Hillary Clinton and Harvey Weinstein at the Time 100 cocktail party in New York on April 24, 2012. (Larry Busacca/Getty Images for TIME)

Hillary Clinton said Wednesday that she was “sick,” “shocked” and “appalled” by the allegations of serial sexual harassment and assault against Harvey Weinstein, the disgraced Hollywood mogul and longtime Democratic donor who was friendly with the Clintons.

“I was appalled. It was something that was just intolerable in every way,” she told CNN’s Fareed Zakaria on Wednesday. “And, you know, like so many people who’ve come forward and spoken out, this was a different side of a person who I and many others had known in the past.”

Clinton said that she would have considered Weinstein a friend, but that she didn’t know anything about Weinstein’s alleged misconduct before the revelations in the New York Times last week, followed by a story in the New Yorker magazine and another Times article this week.

“I certainly didn’t, and I don’t know who did,” she told the network. “But I can only speak for myself, and I think speak for many others who knew him primarily through politics.”

Democrats in recent days have come under fire for being recipients of Weinstein’s political contributions, with Republicans immediately demanding that they return money from the movie producer.

Kellyanne Conway, a White House counselor, lambasted Clinton for her delay in condemning Weinstein, while CNN’s Wolf Blitzer and Republican National Committee Chairwoman Ronna Romney McDaniel said that Clinton’s “silence is deafening.”

Clinton issued a statement via her spokesman on Tuesday, five days after the story first broke, saying that she was “shocked and appalled by the revelations about Harvey Weinstein.”

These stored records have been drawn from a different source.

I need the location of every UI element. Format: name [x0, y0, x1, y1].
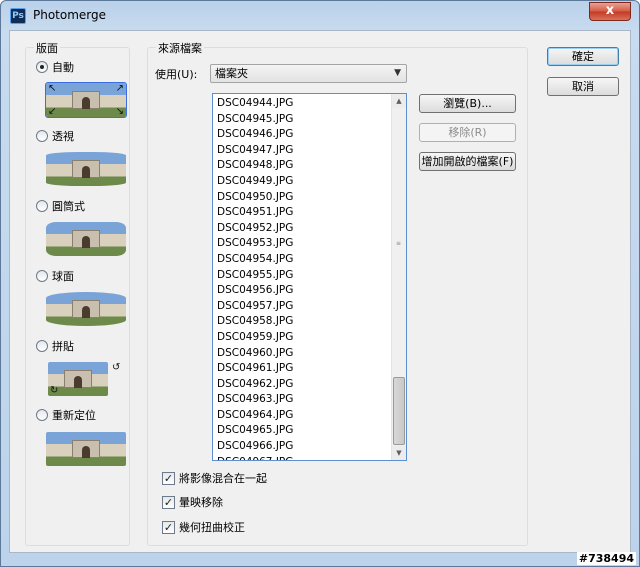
file-list-scrollbar[interactable]: ▲ ≡ ▼ — [391, 94, 406, 460]
vignette-label: 暈映移除 — [179, 496, 223, 509]
file-list-item[interactable]: DSC04966.JPG — [217, 439, 293, 455]
window-title: Photomerge — [33, 8, 107, 22]
checkmark-icon[interactable]: ✓ — [162, 495, 175, 509]
layout-option-spherical[interactable]: 球面 — [36, 268, 74, 284]
rotate-icon: ↻ — [50, 385, 59, 396]
file-list-item[interactable]: DSC04967.JPG — [217, 455, 293, 460]
checkmark-icon[interactable]: ✓ — [162, 520, 175, 534]
blend-label: 將影像混合在一起 — [179, 472, 267, 485]
layout-option-reposition[interactable]: 重新定位 — [36, 407, 96, 423]
file-list[interactable]: DSC04944.JPG DSC04945.JPG DSC04946.JPG DSC0… — [212, 93, 407, 461]
use-label: 使用(U): — [155, 68, 198, 81]
file-list-item[interactable]: DSC04956.JPG — [217, 283, 293, 299]
file-list-item[interactable]: DSC04955.JPG — [217, 268, 293, 284]
layout-option-cylindrical[interactable]: 圓筒式 — [36, 198, 85, 214]
file-list-item[interactable]: DSC04964.JPG — [217, 408, 293, 424]
file-list-item[interactable]: DSC04965.JPG — [217, 423, 293, 439]
layout-group: 版面 自動 ↖ ↗ ↙ ↘ 透視 圓筒式 球面 拼貼 ↻ ↺ 重新定位 — [25, 40, 130, 546]
layout-option-label: 拼貼 — [52, 340, 74, 353]
rotate-arrow-icon: ↺ — [112, 362, 121, 373]
ok-button[interactable]: 確定 — [547, 47, 619, 66]
radio-cylindrical[interactable] — [36, 200, 48, 212]
file-list-item[interactable]: DSC04958.JPG — [217, 314, 293, 330]
arrow-sw-icon: ↙ — [48, 106, 57, 117]
radio-perspective[interactable] — [36, 130, 48, 142]
photomerge-window: Ps Photomerge x 版面 自動 ↖ ↗ ↙ ↘ 透視 圓筒式 球面 … — [0, 0, 640, 567]
vignette-option[interactable]: ✓ 暈映移除 — [162, 495, 223, 509]
arrow-se-icon: ↘ — [115, 106, 124, 117]
layout-option-perspective[interactable]: 透視 — [36, 128, 74, 144]
file-list-item[interactable]: DSC04963.JPG — [217, 392, 293, 408]
add-open-files-button[interactable]: 增加開啟的檔案(F) — [419, 152, 516, 171]
checkmark-icon[interactable]: ✓ — [162, 471, 175, 485]
photoshop-icon: Ps — [10, 8, 26, 24]
reposition-preview-image — [46, 432, 126, 466]
file-list-item[interactable]: DSC04960.JPG — [217, 346, 293, 362]
use-dropdown[interactable]: 檔案夾 ▼ — [210, 64, 407, 83]
file-list-item[interactable]: DSC04950.JPG — [217, 190, 293, 206]
close-button[interactable]: x — [589, 2, 631, 21]
arrow-ne-icon: ↗ — [115, 83, 124, 94]
scroll-up-icon[interactable]: ▲ — [392, 94, 406, 108]
file-list-item[interactable]: DSC04951.JPG — [217, 205, 293, 221]
cancel-button[interactable]: 取消 — [547, 77, 619, 96]
layout-option-collage[interactable]: 拼貼 — [36, 338, 74, 354]
perspective-preview-image — [46, 152, 126, 186]
layout-option-label: 圓筒式 — [52, 200, 85, 213]
file-list-item[interactable]: DSC04954.JPG — [217, 252, 293, 268]
layout-option-label: 透視 — [52, 130, 74, 143]
auto-preview-image: ↖ ↗ ↙ ↘ — [45, 82, 127, 118]
radio-collage[interactable] — [36, 340, 48, 352]
file-list-item[interactable]: DSC04946.JPG — [217, 127, 293, 143]
file-list-item[interactable]: DSC04962.JPG — [217, 377, 293, 393]
file-list-item[interactable]: DSC04949.JPG — [217, 174, 293, 190]
scroll-thumb[interactable] — [393, 377, 405, 445]
distortion-option[interactable]: ✓ 幾何扭曲校正 — [162, 520, 245, 534]
chevron-down-icon: ▼ — [394, 68, 401, 78]
file-list-item[interactable]: DSC04947.JPG — [217, 143, 293, 159]
remove-button[interactable]: 移除(R) — [419, 123, 516, 142]
use-dropdown-value: 檔案夾 — [215, 67, 248, 80]
blend-option[interactable]: ✓ 將影像混合在一起 — [162, 471, 267, 485]
radio-auto[interactable] — [36, 61, 48, 73]
layout-option-label: 自動 — [52, 61, 74, 74]
watermark-text: #738494 — [576, 552, 636, 565]
file-list-item[interactable]: DSC04961.JPG — [217, 361, 293, 377]
layout-group-title: 版面 — [34, 40, 60, 56]
file-list-item[interactable]: DSC04948.JPG — [217, 158, 293, 174]
layout-option-auto[interactable]: 自動 — [36, 59, 74, 75]
spherical-preview-image — [46, 292, 126, 326]
distortion-label: 幾何扭曲校正 — [179, 521, 245, 534]
file-list-item[interactable]: DSC04944.JPG — [217, 96, 293, 112]
layout-option-label: 球面 — [52, 270, 74, 283]
radio-spherical[interactable] — [36, 270, 48, 282]
file-list-item[interactable]: DSC04957.JPG — [217, 299, 293, 315]
radio-reposition[interactable] — [36, 409, 48, 421]
scroll-down-icon[interactable]: ▼ — [392, 446, 406, 460]
arrow-nw-icon: ↖ — [48, 83, 57, 94]
file-items: DSC04944.JPG DSC04945.JPG DSC04946.JPG DSC0… — [217, 96, 293, 460]
browse-button[interactable]: 瀏覽(B)... — [419, 94, 516, 113]
file-list-item[interactable]: DSC04945.JPG — [217, 112, 293, 128]
cylindrical-preview-image — [46, 222, 126, 256]
layout-option-label: 重新定位 — [52, 409, 96, 422]
file-list-item[interactable]: DSC04952.JPG — [217, 221, 293, 237]
file-list-item[interactable]: DSC04953.JPG — [217, 236, 293, 252]
scroll-grip-icon: ≡ — [396, 240, 402, 247]
source-group-title: 來源檔案 — [156, 40, 204, 56]
file-list-item[interactable]: DSC04959.JPG — [217, 330, 293, 346]
collage-preview-image: ↻ — [48, 362, 108, 396]
title-bar[interactable]: Ps Photomerge x — [1, 1, 639, 29]
dialog-body: 版面 自動 ↖ ↗ ↙ ↘ 透視 圓筒式 球面 拼貼 ↻ ↺ 重新定位 來源檔案… — [9, 30, 631, 553]
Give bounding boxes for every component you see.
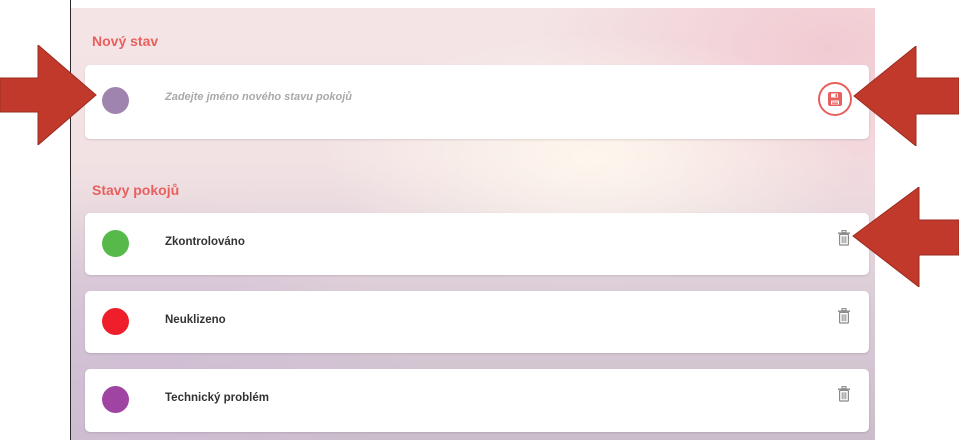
save-button[interactable] (818, 82, 852, 116)
annotation-arrow-left-icon (853, 46, 959, 146)
new-state-color-picker[interactable] (102, 87, 129, 114)
state-label: Technický problém (165, 392, 269, 404)
state-color-dot[interactable] (102, 308, 129, 335)
state-label: Neuklizeno (165, 314, 226, 326)
new-state-card: Zadejte jméno nového stavu pokojů (85, 65, 869, 139)
state-row: Neuklizeno (85, 291, 869, 353)
new-state-name-input[interactable]: Zadejte jméno nového stavu pokojů (165, 91, 352, 103)
state-color-dot[interactable] (102, 386, 129, 413)
new-state-title: Nový stav (92, 33, 159, 49)
state-row: Zkontrolováno (85, 213, 869, 275)
state-row: Technický problém (85, 369, 869, 432)
annotation-arrow-right-icon (0, 45, 97, 145)
floppy-disk-icon (828, 92, 842, 106)
annotation-arrow-left-icon (852, 187, 959, 287)
trash-icon[interactable] (837, 386, 851, 402)
room-states-title: Stavy pokojů (92, 182, 180, 198)
state-label: Zkontrolováno (165, 236, 245, 248)
trash-icon[interactable] (837, 230, 851, 246)
state-color-dot[interactable] (102, 230, 129, 257)
trash-icon[interactable] (837, 308, 851, 324)
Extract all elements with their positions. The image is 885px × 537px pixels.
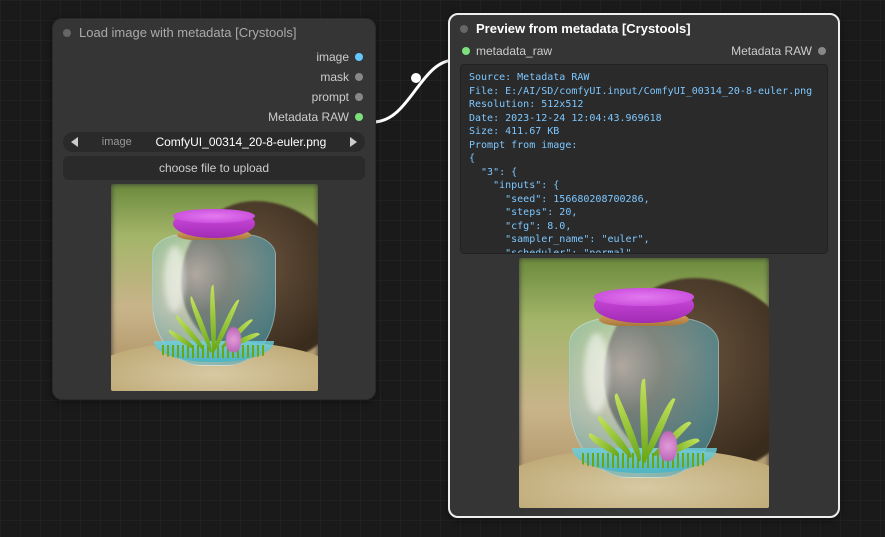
output-metadata-raw[interactable]: Metadata RAW <box>731 44 826 58</box>
port-icon[interactable] <box>355 113 363 121</box>
metadata-textarea[interactable]: Source: Metadata RAW File: E:/AI/SD/comf… <box>460 64 828 254</box>
output-image[interactable]: image <box>65 48 363 66</box>
node-title: Preview from metadata [Crystools] <box>476 21 691 36</box>
image-preview <box>458 258 830 508</box>
port-icon[interactable] <box>355 93 363 101</box>
output-metadata-raw[interactable]: Metadata RAW <box>65 108 363 126</box>
image-preview <box>61 184 367 391</box>
arrow-left-icon[interactable] <box>71 137 78 147</box>
port-icon[interactable] <box>355 73 363 81</box>
node-title: Load image with metadata [Crystools] <box>79 25 297 40</box>
preview-image[interactable] <box>519 258 769 508</box>
port-icon[interactable] <box>355 53 363 61</box>
input-metadata-raw[interactable]: metadata_raw <box>462 44 552 58</box>
node-load-image[interactable]: Load image with metadata [Crystools] ima… <box>52 18 376 400</box>
preview-image[interactable] <box>111 184 318 391</box>
io-row: metadata_raw Metadata RAW <box>458 42 830 60</box>
collapse-dot-icon[interactable] <box>460 25 468 33</box>
node-preview-metadata[interactable]: Preview from metadata [Crystools] metada… <box>448 13 840 518</box>
output-prompt[interactable]: prompt <box>65 88 363 106</box>
outputs: image mask prompt Metadata RAW <box>61 46 367 128</box>
file-name: ComfyUI_00314_20-8-euler.png <box>155 135 326 149</box>
file-label: image <box>102 136 132 148</box>
node-header[interactable]: Load image with metadata [Crystools] <box>53 19 375 46</box>
collapse-dot-icon[interactable] <box>63 29 71 37</box>
arrow-right-icon[interactable] <box>350 137 357 147</box>
output-mask[interactable]: mask <box>65 68 363 86</box>
file-selector[interactable]: image ComfyUI_00314_20-8-euler.png <box>63 132 365 152</box>
port-icon[interactable] <box>818 47 826 55</box>
node-header[interactable]: Preview from metadata [Crystools] <box>450 15 838 42</box>
metadata-content: Source: Metadata RAW File: E:/AI/SD/comf… <box>469 71 819 254</box>
upload-button[interactable]: choose file to upload <box>63 156 365 180</box>
port-icon[interactable] <box>462 47 470 55</box>
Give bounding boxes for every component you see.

Clinton said Wednesday that she would give away Weinstein’s contributions.

“I give 10 percent of my income to charity every year. This will be part of that,” Clinton said. “There’s no — there’s no doubt about it.”

Weinstein and his family have given more than $1.4 million in political contributions to the Democratic Party since 1992, including $10,000 to Barack Obama, and $46,350 to Clinton and HILLPAC, a political action committee that she used to support other Democrats while she was a senator.

In response to the Republicans’ criticisms, several Democrats — including Sens. Patrick J. Leahy (D-Vt.), Martin Heinrich (D-N.M.), Richard Blumenthal (D-Conn.) and Elizabeth Warren (D-Mass.) — have pledged to transfer to charity any money they received in donations from Weinstein.

The Democratic Congressional Campaign Committee announced Tuesday that it, too, would give away to charity all donations from Weinstein.

Some of the highest-profile Democrats have publicly denounced Weinstein.

On Tuesday, former president Barack Obama issued a statement saying that he and Michelle are “disgusted” by the reports about Weinstein.

On Wednesday, former vice president Joe Biden joined the chorus of condemnation, calling Weinstein’s behavior “disgusting, immoral, and inexcusable.”

In her CNN interview, Clinton praised the bravery of women who have come forward to speak out against Weinstein, accusing him of making unwanted sexual advances.

“The courage of these women coming forward now is really important because it can’t just end with one person’s disgraceful behavior and the consequences that he is now facing,” Clinton said. “This has to be a wake-up call and shine a bright spotlight on anything like this behavior anywhere, at any time.”

In the days since the allegations against Weinstein were first publicized, the Hollywood producer has been fired as co-chairman of the Weinstein Co., which he co-founded with his brother. On Tuesday, his wife of 10 years, Georgina Chapman, announced that she was leaving him. While Weinstein initially apologized for his behavior, he has also “unequivocally denied” any allegations of nonconsensual sex, spokeswoman Sallie Hofmeister said in a statement to The Post.